Here we got a quite small sample data which contained a count of candies from 2008-2018 at Hamilton city. It is interesting to see if we can identify any independent variable which may impact the count of candies. Remember, Halloween is celebrated on October 31st so it may be a weekday or weekend.
I decided to choose "Weather" conditions to identify the impact of rain, cold, or severe wind. Seems wind has more impact on human nature because we can protect ourselves from rain, cold but not from the wind.
3. Problem Statement:
We have been given a dataset of Halloween-day for 10 years from 2008-2018. This data set contains the total Counts of
Candy has been distributed each year between 6:00 PM-8:15 PM.
Now, we have to analyze the given dataset and provide some meaningful visualization to see the trends and hidden
patterns.
Here is the snapshot of the given dataset.
Solution:
The dataset has been given is already cleansed so, I do not have to add or delete the given data.
However, in order to check the total counts of candy distribution to each respective year; we need to append some
relational independent-variable to compare and then analyze, to see if the dependent variable Candy (Count) has any
proportionate relationship with the suggested independent-variable.

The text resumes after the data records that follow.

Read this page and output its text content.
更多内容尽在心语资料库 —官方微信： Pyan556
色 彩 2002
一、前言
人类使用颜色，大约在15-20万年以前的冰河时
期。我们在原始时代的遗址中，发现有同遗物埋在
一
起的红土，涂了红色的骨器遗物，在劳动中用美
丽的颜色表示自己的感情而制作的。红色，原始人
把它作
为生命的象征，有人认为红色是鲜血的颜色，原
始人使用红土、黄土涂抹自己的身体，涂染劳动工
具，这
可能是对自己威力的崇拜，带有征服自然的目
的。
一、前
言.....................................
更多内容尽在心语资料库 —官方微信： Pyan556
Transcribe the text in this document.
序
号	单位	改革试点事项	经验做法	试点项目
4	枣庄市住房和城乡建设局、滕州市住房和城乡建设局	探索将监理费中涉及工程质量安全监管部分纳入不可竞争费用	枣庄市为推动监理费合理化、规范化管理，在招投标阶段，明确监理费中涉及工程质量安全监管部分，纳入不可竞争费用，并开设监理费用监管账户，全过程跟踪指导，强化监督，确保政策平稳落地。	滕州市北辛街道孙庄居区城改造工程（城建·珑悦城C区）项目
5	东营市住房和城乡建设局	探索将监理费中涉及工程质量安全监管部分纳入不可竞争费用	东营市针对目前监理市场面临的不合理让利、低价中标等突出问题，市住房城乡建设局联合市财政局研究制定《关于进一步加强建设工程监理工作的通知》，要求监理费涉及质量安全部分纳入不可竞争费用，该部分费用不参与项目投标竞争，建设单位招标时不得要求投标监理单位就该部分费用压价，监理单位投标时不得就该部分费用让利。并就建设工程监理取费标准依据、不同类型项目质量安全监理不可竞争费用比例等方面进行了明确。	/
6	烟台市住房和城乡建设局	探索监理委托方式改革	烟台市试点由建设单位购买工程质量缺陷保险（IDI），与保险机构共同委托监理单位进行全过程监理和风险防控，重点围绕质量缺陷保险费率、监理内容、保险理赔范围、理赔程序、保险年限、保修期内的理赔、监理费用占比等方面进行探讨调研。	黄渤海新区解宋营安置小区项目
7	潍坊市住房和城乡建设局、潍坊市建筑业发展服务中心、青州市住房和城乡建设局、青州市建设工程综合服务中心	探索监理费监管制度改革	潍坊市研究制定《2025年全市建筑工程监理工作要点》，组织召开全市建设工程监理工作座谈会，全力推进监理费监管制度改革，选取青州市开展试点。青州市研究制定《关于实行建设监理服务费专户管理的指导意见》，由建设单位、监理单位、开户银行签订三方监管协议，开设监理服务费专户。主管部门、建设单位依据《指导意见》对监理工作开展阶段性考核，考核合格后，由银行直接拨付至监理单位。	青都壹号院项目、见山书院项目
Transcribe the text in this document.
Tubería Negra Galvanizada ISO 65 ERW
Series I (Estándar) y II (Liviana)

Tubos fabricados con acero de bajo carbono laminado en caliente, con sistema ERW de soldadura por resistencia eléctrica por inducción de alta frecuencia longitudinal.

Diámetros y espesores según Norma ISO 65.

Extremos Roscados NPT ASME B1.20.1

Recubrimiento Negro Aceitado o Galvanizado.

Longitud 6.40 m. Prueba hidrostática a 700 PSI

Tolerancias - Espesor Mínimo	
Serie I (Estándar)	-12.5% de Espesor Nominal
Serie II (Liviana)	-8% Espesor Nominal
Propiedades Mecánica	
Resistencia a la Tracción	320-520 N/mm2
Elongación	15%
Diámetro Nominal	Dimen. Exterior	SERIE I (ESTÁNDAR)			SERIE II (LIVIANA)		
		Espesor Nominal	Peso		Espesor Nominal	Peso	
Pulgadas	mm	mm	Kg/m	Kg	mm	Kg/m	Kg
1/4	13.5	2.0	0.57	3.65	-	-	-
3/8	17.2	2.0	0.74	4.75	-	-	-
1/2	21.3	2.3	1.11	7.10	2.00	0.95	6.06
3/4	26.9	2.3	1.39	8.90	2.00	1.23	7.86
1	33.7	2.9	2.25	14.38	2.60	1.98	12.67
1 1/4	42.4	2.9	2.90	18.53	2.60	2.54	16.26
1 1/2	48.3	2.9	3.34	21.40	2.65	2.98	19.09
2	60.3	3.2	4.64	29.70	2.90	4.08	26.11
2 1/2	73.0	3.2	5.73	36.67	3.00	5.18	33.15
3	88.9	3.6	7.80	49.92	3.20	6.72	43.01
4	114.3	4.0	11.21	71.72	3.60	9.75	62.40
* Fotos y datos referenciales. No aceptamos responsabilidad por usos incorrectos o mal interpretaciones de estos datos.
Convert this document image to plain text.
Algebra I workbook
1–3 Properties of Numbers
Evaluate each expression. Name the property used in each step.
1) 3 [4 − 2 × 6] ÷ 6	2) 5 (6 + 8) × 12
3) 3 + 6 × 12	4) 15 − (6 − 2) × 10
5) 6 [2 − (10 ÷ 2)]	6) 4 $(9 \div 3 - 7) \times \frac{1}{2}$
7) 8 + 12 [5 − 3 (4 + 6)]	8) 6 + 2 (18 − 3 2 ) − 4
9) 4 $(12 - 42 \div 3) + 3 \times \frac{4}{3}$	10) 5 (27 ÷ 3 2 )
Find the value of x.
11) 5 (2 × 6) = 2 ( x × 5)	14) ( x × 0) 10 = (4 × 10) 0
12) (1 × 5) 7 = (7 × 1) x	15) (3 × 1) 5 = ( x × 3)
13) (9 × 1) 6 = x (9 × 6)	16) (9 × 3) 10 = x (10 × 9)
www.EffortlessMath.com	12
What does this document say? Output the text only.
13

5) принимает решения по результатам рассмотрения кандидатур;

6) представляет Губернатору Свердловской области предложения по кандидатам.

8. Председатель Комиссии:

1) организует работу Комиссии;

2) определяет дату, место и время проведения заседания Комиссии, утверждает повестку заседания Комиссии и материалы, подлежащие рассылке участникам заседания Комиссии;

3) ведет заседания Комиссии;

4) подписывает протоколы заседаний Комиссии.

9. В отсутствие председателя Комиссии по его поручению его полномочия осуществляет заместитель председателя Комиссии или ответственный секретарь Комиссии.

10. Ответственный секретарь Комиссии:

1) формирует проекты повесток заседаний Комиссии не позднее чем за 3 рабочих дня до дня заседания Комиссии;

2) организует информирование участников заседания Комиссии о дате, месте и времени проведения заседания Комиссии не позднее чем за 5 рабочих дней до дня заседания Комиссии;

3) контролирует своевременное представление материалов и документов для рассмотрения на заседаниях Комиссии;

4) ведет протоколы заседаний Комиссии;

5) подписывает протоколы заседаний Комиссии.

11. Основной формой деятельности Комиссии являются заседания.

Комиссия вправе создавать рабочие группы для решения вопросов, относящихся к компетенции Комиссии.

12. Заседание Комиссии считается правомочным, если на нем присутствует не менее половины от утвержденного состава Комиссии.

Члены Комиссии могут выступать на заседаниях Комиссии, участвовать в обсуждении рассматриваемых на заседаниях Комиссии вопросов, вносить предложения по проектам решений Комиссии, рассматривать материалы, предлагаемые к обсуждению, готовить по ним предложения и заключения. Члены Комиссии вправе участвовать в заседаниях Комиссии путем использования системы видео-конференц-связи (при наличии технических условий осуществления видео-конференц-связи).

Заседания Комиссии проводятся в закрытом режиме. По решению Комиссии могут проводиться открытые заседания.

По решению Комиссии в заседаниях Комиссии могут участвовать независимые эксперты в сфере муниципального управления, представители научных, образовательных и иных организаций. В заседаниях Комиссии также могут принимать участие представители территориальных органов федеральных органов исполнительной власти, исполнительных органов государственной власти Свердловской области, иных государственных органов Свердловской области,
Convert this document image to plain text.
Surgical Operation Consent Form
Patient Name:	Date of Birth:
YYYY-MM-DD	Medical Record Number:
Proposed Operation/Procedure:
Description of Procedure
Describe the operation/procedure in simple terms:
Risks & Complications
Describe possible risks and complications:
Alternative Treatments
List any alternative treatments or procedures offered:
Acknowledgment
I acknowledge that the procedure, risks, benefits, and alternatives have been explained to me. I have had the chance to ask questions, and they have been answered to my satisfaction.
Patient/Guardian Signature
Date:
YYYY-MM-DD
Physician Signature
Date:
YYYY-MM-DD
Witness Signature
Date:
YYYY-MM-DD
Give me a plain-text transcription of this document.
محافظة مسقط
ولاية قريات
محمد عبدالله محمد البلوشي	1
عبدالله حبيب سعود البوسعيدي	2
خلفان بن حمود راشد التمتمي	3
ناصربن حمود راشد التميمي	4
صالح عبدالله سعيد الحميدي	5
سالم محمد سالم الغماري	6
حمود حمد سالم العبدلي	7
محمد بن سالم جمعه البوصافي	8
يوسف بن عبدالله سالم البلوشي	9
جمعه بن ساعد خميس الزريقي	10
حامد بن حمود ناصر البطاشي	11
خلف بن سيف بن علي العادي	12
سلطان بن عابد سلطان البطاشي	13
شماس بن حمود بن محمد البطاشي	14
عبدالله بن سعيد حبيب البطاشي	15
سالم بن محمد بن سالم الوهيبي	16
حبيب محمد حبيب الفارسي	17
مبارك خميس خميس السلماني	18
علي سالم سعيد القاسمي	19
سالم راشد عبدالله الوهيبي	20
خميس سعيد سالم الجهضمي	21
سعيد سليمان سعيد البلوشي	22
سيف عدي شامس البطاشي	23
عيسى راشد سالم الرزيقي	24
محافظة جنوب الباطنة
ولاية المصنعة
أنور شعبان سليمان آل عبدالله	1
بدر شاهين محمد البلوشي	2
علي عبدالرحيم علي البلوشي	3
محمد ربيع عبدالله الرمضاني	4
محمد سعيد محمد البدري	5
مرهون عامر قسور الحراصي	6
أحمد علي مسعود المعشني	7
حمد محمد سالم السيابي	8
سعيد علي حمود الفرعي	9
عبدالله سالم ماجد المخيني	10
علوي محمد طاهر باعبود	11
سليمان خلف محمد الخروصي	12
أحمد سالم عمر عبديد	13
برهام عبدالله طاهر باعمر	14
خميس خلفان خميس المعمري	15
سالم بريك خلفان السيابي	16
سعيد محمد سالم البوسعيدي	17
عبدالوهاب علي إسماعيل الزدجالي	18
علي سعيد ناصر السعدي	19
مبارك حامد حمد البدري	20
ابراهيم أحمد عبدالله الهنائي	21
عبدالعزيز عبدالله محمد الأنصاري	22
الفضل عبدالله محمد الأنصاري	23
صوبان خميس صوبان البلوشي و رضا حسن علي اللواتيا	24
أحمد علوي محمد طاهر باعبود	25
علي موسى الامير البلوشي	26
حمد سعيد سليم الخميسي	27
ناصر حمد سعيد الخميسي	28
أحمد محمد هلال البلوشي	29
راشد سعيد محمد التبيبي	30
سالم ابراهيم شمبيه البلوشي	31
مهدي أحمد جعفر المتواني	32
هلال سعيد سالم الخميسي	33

Thus, I have added independent-variable as Weather condition. Which has contained independent variable such as,
Cloudy, Very Cloudy, Partly Cloudy, Fair, Light-Rain & Windy
4. The source of the dataset is: https://www.wunderground.com/history/monthly/ca/toronto/CYTZ/date/2013-10
Here is the preview of the dataset after adding independent variables with the original dataset for final analysis and
visualization.
6. Bar Chart: 01
We can see Count on the Y-Axis and Years in X-Axis to visualize the total Counts of Candy to each respective year,
as well as the Weather condition during those hours between 06:00 to 08:30 PM.
1. 2015 has the most counts (869) Vs 2013 has the least counts 358 +33 = (391).
2. 2014 has Light rain in 10 years, though still has great count of (673) candies.
3. Year 2018 has frequent changes in Weather as Cloud, Mostly Cloudy to Partly Cloudy between those hours.
4. Only 2010 has fair weather in 10 years of history.
7. Tree Map: 02
This TREE-MAP shows the hierarchy of the Weather and the impact of count through the size and color of each box
as well as the Weather dominance.
1. Seems most of the time the Weather was either remained Mostly Cloudy or Cloudy
8. Lollypop number:03
The Lollypop Chart shows the most and least Counts to their respective years.
1. Year 2015 & 2010 has most-darker and longer bar, while 2013 & 2010 has the least numbers of count thus smaller and have
light colors.
9. Heat Map:04
The Heat Map is another interesting chart to represent the most active year & time.
1. Clearly 7:00 PM to 7:30 PM is the most active hour and then eventually by 8:00 PM the activity cools down.
10. Side-by-Side Bars:05
The Side-by-Side Bars has a best comparison to see the Count impact with looking at Wind-Speed and Temperature.
1. We can visualize what was the Wind-Speed & Temperature with respective Count and the hours.
2. We can observe that there was little bit impact of Counts due to Wind-Speed in 2013 during at 6PM & once the wind
went little slower again the Candy-collection has increased.
11. Scattered Plot & Regression Line:06
Primarily the Scattered Plot and Regression line shows there is no correlationship between Wind & Count of
Candies.
1. The R-Squared is not strong and ideally it should be 0.80 (80%) or above to accept the sample null-hypothesis.
2. The p value is = > 0.05, which suggest that at 95% confidence level we retain the null hypothesis and reject the
alternative hypothesis. Which means Wind has not significant evidence on Counts.
12. Summary:
1. The external-weather data shows that there is significance impact of wind on the count of candy
but the R-squared and p -value not provides any evidence to support the alternative hypothesis. On
the other hand, Weekend days or Weekdays does not have any significance impact as seen in
Visualization No. 05.
2. The Most active hours were 7:00 PM to 7:30 PM
3. The p value (0.228346) is > 0.05 which means we fail to reject the null hypothesis. However, the
sample size in our case its fairly small to do hypothesis around.